Given that enough evidence was forecast to establish the constitutional violation of arrest without probable cause, the Seventh Circuit then had to rule whether that right was clearly established at the time of the events in question. As a matter of law, a reasonable officer in Defendants' position would have known that arrest without probable cause, and fabrication of a police report in support of same, was unconstitutional, because innumerable appellate cases had said so by then. Though Plaintiffs might not prevail ultimately, the Seventh Circuit was not in a position to resolve swearing contests between litigants and had to agree that summary judgment was not available. DENIAL OF QUALIFIED IMMUNITY AFFIRMED.

The concurrence agreed with the result, but would have accepted the trial court's recital of the facts wholesale, and not looked to the photographs, which the trial court did not consider in reaching its decision.

EDITORIAL: Another Seventh Circuit anti-police WTF! Last week a couple of Child Protective Chekists perpetrate a career-ending false accusation against an officer--and walked. This week Mr. & Mrs. Dingleberry forgot why they were separated and got in no doubt their five hundredth mutual pounding, then made up a whale of a fish story to win the lawsuit lottery--and take the green flag.
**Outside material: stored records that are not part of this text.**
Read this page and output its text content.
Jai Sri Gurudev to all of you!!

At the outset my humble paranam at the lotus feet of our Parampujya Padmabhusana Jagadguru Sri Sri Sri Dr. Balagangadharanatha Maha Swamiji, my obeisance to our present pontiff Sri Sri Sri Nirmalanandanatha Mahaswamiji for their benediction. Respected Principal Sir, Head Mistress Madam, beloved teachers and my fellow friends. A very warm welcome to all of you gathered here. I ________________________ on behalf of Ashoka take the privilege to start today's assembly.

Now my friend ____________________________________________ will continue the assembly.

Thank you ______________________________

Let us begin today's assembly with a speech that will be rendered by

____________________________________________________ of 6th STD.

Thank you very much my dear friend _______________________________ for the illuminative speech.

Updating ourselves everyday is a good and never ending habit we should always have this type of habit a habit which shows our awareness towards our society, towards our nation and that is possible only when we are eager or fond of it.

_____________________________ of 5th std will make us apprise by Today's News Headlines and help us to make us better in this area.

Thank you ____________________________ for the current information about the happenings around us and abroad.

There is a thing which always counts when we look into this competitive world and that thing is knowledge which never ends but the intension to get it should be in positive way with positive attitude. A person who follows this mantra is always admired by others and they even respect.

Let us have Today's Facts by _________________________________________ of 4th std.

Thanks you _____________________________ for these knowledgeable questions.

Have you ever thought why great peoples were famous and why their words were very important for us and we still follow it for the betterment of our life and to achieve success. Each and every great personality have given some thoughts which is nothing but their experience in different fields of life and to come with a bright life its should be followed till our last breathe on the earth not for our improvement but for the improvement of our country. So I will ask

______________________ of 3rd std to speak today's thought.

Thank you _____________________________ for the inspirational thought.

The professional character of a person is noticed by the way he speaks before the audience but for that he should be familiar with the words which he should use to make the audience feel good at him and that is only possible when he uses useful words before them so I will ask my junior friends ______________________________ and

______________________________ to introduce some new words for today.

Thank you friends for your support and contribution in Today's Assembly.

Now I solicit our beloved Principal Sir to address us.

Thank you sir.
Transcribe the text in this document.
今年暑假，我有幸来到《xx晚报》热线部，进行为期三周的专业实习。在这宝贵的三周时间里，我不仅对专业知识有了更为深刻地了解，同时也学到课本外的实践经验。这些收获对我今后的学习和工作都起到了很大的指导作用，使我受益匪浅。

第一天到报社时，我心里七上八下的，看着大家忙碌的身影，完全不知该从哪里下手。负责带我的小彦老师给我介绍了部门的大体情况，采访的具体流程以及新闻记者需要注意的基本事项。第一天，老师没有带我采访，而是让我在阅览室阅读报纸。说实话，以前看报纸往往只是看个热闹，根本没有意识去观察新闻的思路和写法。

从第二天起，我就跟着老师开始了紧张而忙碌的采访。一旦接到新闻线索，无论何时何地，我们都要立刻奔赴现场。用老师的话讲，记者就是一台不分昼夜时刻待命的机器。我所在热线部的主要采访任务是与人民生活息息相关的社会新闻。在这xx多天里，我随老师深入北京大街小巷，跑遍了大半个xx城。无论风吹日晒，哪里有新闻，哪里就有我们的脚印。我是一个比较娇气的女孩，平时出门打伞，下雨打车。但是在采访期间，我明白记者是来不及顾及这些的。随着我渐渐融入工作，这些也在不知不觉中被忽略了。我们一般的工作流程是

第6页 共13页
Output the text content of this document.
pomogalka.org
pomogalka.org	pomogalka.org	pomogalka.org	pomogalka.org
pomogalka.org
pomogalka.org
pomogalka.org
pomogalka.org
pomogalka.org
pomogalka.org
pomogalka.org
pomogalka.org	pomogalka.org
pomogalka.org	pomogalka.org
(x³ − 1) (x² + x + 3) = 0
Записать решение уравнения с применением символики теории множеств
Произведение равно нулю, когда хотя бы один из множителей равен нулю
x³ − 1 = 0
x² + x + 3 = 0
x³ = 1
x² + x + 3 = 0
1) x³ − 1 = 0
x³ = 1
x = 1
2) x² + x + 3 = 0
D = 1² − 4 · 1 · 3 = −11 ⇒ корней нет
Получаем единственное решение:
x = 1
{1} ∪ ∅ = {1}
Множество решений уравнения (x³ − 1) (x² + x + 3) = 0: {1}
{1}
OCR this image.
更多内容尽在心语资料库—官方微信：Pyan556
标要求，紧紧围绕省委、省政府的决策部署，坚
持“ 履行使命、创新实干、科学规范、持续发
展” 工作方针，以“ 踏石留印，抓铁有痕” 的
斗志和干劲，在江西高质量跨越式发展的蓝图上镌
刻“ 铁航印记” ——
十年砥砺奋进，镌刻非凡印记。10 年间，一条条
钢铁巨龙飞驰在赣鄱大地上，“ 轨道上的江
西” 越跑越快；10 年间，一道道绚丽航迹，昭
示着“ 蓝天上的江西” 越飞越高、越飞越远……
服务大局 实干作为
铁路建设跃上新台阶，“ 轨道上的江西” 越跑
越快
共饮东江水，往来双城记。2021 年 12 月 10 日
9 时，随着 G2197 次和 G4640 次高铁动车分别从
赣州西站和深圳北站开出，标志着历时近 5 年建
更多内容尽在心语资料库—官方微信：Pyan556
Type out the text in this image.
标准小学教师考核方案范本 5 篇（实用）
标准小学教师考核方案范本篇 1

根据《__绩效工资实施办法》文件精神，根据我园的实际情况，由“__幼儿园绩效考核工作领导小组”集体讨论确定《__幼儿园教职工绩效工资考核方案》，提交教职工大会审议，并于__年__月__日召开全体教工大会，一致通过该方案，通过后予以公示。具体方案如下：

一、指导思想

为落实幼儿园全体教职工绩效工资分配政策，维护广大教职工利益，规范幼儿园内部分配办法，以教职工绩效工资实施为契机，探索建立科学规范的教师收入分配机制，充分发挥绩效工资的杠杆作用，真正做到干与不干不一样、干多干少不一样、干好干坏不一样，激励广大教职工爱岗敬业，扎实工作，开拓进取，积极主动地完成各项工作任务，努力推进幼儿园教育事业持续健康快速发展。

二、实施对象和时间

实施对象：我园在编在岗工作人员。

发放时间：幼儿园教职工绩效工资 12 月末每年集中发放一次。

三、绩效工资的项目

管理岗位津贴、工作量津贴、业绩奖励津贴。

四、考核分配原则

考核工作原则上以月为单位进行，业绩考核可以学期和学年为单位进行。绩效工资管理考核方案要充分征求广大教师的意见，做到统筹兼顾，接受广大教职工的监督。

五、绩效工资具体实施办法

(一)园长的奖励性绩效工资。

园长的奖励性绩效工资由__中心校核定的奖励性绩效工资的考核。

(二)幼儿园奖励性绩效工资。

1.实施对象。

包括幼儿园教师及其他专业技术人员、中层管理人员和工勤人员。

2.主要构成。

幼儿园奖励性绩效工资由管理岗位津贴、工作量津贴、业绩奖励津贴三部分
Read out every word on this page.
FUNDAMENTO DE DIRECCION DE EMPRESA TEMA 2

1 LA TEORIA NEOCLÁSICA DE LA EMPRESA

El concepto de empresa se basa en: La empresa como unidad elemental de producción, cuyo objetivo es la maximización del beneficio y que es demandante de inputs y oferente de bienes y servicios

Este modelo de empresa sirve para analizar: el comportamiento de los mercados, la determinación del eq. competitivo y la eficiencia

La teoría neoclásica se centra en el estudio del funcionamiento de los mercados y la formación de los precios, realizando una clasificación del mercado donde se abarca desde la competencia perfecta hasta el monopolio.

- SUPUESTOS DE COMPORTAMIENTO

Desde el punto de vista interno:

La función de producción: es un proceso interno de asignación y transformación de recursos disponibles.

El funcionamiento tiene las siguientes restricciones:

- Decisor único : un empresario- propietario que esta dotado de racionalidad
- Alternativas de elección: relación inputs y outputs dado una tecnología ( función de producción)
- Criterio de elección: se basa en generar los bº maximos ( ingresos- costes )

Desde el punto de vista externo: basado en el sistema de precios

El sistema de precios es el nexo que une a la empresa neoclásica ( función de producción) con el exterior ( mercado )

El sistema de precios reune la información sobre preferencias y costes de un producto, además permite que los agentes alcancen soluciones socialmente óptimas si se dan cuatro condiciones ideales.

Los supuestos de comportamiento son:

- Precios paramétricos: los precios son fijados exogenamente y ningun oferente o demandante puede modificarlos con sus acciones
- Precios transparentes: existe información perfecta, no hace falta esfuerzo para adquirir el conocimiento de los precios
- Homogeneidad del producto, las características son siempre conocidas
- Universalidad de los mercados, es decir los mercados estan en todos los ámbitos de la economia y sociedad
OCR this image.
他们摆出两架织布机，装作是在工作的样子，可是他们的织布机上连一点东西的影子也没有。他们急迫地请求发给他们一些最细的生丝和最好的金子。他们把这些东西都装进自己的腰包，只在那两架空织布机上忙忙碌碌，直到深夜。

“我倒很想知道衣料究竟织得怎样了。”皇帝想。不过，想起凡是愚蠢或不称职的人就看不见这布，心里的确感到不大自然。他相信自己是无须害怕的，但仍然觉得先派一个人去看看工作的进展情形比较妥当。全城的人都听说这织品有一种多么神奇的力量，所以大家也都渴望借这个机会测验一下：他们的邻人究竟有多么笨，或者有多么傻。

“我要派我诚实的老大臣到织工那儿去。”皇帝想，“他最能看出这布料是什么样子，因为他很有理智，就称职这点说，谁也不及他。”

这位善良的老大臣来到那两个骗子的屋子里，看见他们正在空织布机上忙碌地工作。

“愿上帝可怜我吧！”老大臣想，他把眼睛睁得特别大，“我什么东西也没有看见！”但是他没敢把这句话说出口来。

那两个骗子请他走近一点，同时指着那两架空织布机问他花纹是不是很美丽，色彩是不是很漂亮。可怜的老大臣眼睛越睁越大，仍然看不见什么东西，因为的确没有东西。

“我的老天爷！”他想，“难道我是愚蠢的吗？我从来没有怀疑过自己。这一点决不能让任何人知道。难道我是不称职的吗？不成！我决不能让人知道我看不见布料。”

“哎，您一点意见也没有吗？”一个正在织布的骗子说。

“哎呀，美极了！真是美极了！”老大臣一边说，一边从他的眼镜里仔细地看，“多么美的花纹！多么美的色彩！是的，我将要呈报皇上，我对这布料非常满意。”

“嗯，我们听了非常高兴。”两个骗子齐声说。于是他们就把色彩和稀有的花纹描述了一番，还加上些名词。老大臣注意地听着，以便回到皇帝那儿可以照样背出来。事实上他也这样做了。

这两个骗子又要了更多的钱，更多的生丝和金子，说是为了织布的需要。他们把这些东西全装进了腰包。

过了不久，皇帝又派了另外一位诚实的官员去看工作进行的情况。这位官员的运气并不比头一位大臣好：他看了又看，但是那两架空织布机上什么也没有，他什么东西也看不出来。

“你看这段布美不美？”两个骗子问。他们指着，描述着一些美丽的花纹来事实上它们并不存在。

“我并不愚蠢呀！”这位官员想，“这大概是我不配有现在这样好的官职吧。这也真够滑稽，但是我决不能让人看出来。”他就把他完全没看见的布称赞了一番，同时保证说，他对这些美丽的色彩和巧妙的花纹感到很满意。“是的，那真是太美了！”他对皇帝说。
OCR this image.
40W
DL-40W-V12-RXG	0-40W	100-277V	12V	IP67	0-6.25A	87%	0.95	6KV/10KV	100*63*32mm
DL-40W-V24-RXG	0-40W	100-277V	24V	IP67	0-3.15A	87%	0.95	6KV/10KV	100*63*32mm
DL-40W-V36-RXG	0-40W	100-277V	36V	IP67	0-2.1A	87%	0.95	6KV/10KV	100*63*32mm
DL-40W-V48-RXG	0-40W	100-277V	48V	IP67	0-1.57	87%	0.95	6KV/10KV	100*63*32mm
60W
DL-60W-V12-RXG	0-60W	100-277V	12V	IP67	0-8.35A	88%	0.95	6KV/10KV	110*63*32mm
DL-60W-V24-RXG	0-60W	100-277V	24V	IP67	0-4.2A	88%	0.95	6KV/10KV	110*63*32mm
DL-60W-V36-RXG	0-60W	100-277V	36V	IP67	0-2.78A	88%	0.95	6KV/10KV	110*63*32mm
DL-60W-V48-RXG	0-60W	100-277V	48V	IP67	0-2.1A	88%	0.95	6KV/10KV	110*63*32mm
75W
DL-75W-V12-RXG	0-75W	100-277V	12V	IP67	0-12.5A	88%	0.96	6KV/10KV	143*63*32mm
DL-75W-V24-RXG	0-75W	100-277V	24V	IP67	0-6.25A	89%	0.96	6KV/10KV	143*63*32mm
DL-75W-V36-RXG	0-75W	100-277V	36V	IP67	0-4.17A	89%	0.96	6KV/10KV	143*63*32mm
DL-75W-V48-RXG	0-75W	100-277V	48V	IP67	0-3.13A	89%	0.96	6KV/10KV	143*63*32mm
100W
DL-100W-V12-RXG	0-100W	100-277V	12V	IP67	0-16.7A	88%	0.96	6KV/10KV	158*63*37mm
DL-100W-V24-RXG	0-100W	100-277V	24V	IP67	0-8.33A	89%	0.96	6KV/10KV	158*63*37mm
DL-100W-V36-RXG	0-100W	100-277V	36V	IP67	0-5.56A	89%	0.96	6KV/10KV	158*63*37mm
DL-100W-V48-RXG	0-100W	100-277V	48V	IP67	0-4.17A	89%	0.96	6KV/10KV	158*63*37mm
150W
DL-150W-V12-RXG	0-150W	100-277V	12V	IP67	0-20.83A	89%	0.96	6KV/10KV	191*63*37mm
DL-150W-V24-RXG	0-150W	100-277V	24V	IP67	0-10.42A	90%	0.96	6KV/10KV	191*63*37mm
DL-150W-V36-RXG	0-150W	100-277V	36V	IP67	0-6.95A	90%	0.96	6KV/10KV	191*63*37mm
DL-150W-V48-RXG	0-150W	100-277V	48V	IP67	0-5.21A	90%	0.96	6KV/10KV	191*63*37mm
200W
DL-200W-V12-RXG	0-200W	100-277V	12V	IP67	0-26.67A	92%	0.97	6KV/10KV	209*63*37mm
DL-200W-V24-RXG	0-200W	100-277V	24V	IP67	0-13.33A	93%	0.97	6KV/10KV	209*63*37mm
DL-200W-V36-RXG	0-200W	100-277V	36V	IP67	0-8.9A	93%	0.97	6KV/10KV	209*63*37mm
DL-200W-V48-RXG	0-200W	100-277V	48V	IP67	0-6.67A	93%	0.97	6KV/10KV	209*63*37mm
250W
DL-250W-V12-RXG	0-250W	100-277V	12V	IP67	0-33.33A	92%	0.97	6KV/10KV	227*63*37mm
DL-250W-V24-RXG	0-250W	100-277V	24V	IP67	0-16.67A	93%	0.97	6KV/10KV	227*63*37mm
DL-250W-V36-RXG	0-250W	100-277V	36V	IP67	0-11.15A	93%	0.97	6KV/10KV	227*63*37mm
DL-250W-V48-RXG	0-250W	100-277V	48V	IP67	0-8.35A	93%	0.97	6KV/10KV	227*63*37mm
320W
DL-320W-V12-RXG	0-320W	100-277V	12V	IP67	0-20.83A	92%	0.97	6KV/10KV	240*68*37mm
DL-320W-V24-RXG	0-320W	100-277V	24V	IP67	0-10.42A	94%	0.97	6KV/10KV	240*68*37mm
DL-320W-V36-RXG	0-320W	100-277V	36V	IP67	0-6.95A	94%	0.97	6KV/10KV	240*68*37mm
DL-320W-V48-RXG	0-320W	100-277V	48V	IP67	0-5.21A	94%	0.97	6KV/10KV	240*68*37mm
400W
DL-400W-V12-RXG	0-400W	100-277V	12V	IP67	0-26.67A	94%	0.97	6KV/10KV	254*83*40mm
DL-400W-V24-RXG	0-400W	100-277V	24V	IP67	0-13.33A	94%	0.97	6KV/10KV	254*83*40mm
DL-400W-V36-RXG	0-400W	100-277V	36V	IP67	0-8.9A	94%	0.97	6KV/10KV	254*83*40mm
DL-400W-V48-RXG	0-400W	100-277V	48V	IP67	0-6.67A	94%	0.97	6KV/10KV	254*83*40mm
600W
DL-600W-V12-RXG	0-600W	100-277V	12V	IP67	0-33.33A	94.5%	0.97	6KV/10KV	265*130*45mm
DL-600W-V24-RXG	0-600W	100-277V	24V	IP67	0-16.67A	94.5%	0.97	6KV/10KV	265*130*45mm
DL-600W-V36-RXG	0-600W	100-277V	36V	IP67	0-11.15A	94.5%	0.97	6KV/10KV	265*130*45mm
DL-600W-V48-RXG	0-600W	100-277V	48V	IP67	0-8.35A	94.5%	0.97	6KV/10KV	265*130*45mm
Of course they'll lose at trial and on their next appeal, after wasting six figs in defense fees, which they can't pay back after the Rule 11 motion.

NO repeat NO reasonable fact finder could read that 911 transcript calling for a police car and reporting a domestic battery, and then believe the second version that they were just playing. And if facts really WERE in dispute, the Seventh Circuit should have dismissed the appeal for lack of jurisdiction. This is one of those times where I just have to throw up my hands and say I only work here, I don't ask questions.